Azure AD Conditional Access Policy

• Multi-Factor Authentication (MFA) is required for Global Administrators from untrusted locations.
• Changing session control does not satisfy the policy requirements (Answer: B).
• Changing grant control may satisfy the policy requirements (Answer: C).

Resizing Azure VMs in Availability Sets

• All VMs in an availability set must be stopped before resizing any VM requiring different hardware.
• This ensures all VMs use the same physical hardware cluster.

Attaching Data Disks to Azure VMs

• First action to take is stopping the VM that contains the data disk (Correct Answer: A).
• This minimizes downtime when attaching disks to another Azure VM.

Azure Availability Set Update Domains

• Default configuration includes five non-user-configurable update domains.
• Resource Manager deployments can extend this to a maximum of 20 update domains.

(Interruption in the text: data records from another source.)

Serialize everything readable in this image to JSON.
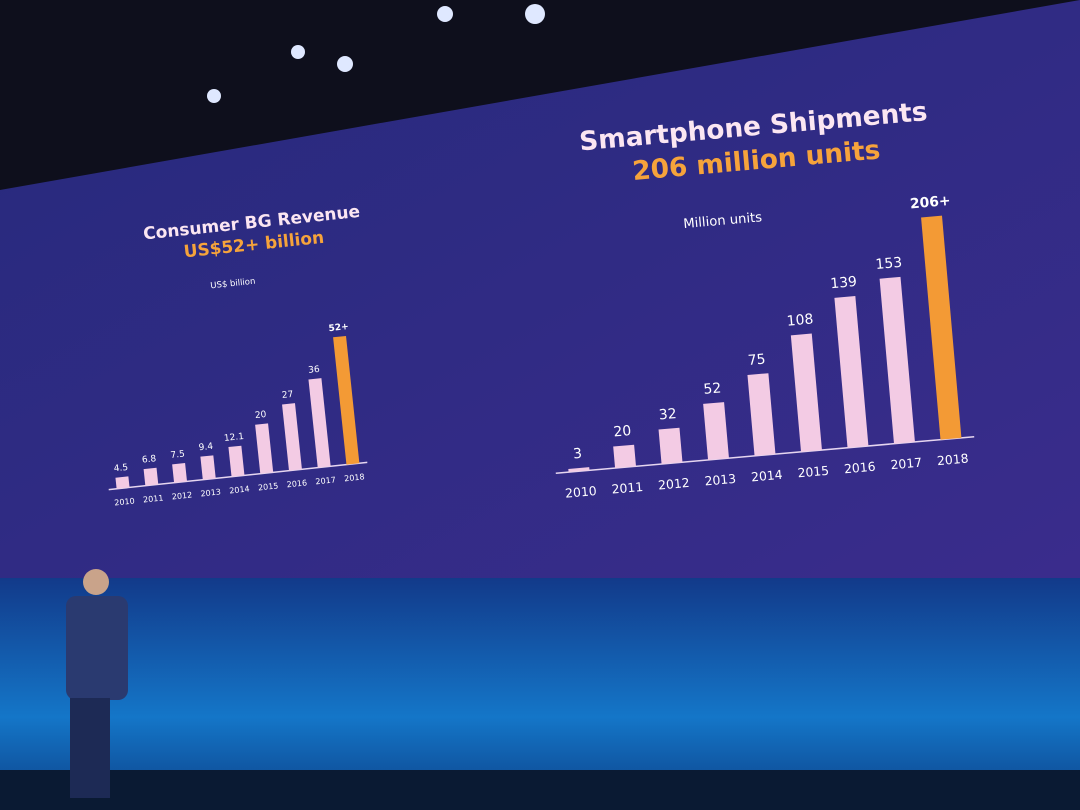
{
  "chart_data": [
    {
      "type": "bar",
      "title": "Consumer BG Revenue",
      "subtitle": "US$52+ billion",
      "unit_label": "US$ billion",
      "categories": [
        "2010",
        "2011",
        "2012",
        "2013",
        "2014",
        "2015",
        "2016",
        "2017",
        "2018"
      ],
      "values": [
        4.5,
        6.8,
        7.5,
        9.4,
        12.1,
        20,
        27,
        36,
        52
      ],
      "value_labels": [
        "4.5",
        "6.8",
        "7.5",
        "9.4",
        "12.1",
        "20",
        "27",
        "36",
        "52+"
      ],
      "colors": [
        "#f3cbe4",
        "#f3cbe4",
        "#f3cbe4",
        "#f3cbe4",
        "#f3cbe4",
        "#f3cbe4",
        "#f3cbe4",
        "#f3cbe4",
        "#f39a35"
      ]
    },
    {
      "type": "bar",
      "title": "Smartphone Shipments",
      "subtitle": "206 million units",
      "unit_label": "Million units",
      "categories": [
        "2010",
        "2011",
        "2012",
        "2013",
        "2014",
        "2015",
        "2016",
        "2017",
        "2018"
      ],
      "values": [
        3,
        20,
        32,
        52,
        75,
        108,
        139,
        153,
        206
      ],
      "value_labels": [
        "3",
        "20",
        "32",
        "52",
        "75",
        "108",
        "139",
        "153",
        "206+"
      ],
      "colors": [
        "#f3cbe4",
        "#f3cbe4",
        "#f3cbe4",
        "#f3cbe4",
        "#f3cbe4",
        "#f3cbe4",
        "#f3cbe4",
        "#f3cbe4",
        "#f39a35"
      ]
    }
  ]
}
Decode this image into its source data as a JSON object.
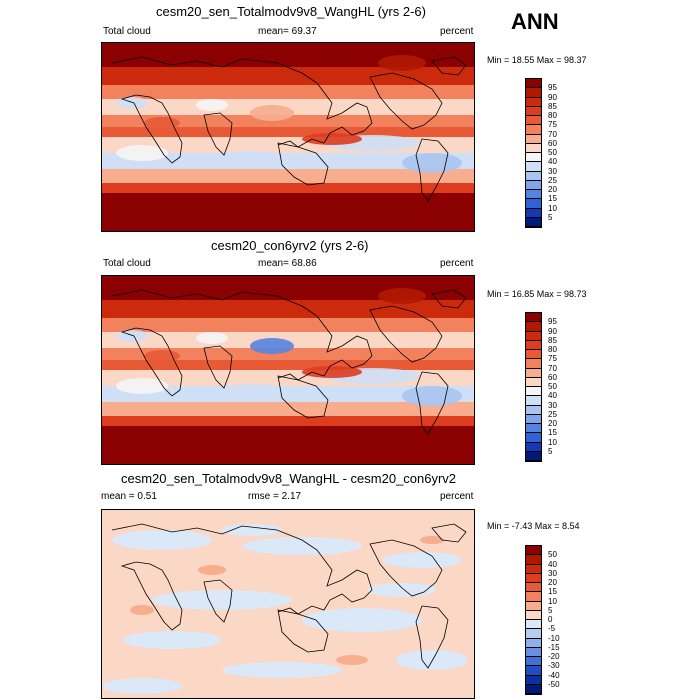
{
  "season": "ANN",
  "panels": [
    {
      "title": "cesm20_sen_Totalmodv9v8_WangHL (yrs 2-6)",
      "left_label": "Total cloud",
      "center_label": "mean=  69.37",
      "right_label": "percent",
      "minmax": "Min =  18.55 Max =  98.37",
      "colorbar": {
        "labels": [
          "95",
          "90",
          "85",
          "80",
          "75",
          "70",
          "60",
          "50",
          "40",
          "30",
          "25",
          "20",
          "15",
          "10",
          "5"
        ],
        "colors": [
          "#8b0000",
          "#b01800",
          "#cc2a0d",
          "#dd3c1e",
          "#e85a36",
          "#f2825e",
          "#f7ad8e",
          "#fbd8c6",
          "#f5f5f5",
          "#cfdff5",
          "#a9c4f0",
          "#7fa5e8",
          "#5584e0",
          "#2d63d6",
          "#1438b8",
          "#001a7a"
        ]
      },
      "map_style": "abs"
    },
    {
      "title": "cesm20_con6yrv2 (yrs 2-6)",
      "left_label": "Total cloud",
      "center_label": "mean=  68.86",
      "right_label": "percent",
      "minmax": "Min =  16.85 Max =  98.73",
      "colorbar": {
        "labels": [
          "95",
          "90",
          "85",
          "80",
          "75",
          "70",
          "60",
          "50",
          "40",
          "30",
          "25",
          "20",
          "15",
          "10",
          "5"
        ],
        "colors": [
          "#8b0000",
          "#b01800",
          "#cc2a0d",
          "#dd3c1e",
          "#e85a36",
          "#f2825e",
          "#f7ad8e",
          "#fbd8c6",
          "#f5f5f5",
          "#cfdff5",
          "#a9c4f0",
          "#7fa5e8",
          "#5584e0",
          "#2d63d6",
          "#1438b8",
          "#001a7a"
        ]
      },
      "map_style": "abs"
    },
    {
      "title": "cesm20_sen_Totalmodv9v8_WangHL - cesm20_con6yrv2",
      "left_label": "mean =   0.51",
      "center_label": "rmse =   2.17",
      "right_label": "percent",
      "minmax": "Min =  -7.43 Max =   8.54",
      "colorbar": {
        "labels": [
          "50",
          "40",
          "30",
          "20",
          "15",
          "10",
          "5",
          "0",
          "-5",
          "-10",
          "-15",
          "-20",
          "-30",
          "-40",
          "-50"
        ],
        "colors": [
          "#8b0000",
          "#b01800",
          "#cc2a0d",
          "#dd3c1e",
          "#e85a36",
          "#f2825e",
          "#f7ad8e",
          "#fbd8c6",
          "#dbe8f8",
          "#b6cdf2",
          "#8fb0ea",
          "#6890e2",
          "#4070d8",
          "#1e4ec4",
          "#0d2fa0",
          "#001a7a"
        ]
      },
      "map_style": "diff"
    }
  ]
}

ARM Template and Azure Key Vault

• Use ARM templates to deploy VMs while securing passwords through Azure Key Vault to prevent plain text visibility.
• This enhances security for sensitive information like administrative passwords.

Reviewing ARM Templates

• Access Resource Group blade to review ARM templates used in VM deployments.
• Check deployment history for operations and parameter values.

Tools for Performance Issue Diagnosis in Azure

• Azure Monitor is essential for identifying metrics-related performance issues.
• Metrics are stored in a time-series database optimizing for alerting and quick detection.

Azure Backup and Recovery Services Vault

• Azure Backup supports backups for multiple VM types:
  • Windows 10 and Windows Server (2012 or higher) can be backed up.
  • Debian VMs (version 7.9 and above) are also supported.
• Backups can be scheduled for both running and shut down VMs.

Description

Prepare for the AZ-104 exam with this set of practice questions designed for Azure administrators. Test your knowledge on virtual machines and departmental setups to boost your confidence before the exam. This quiz offers a realistic experience to help you succeed.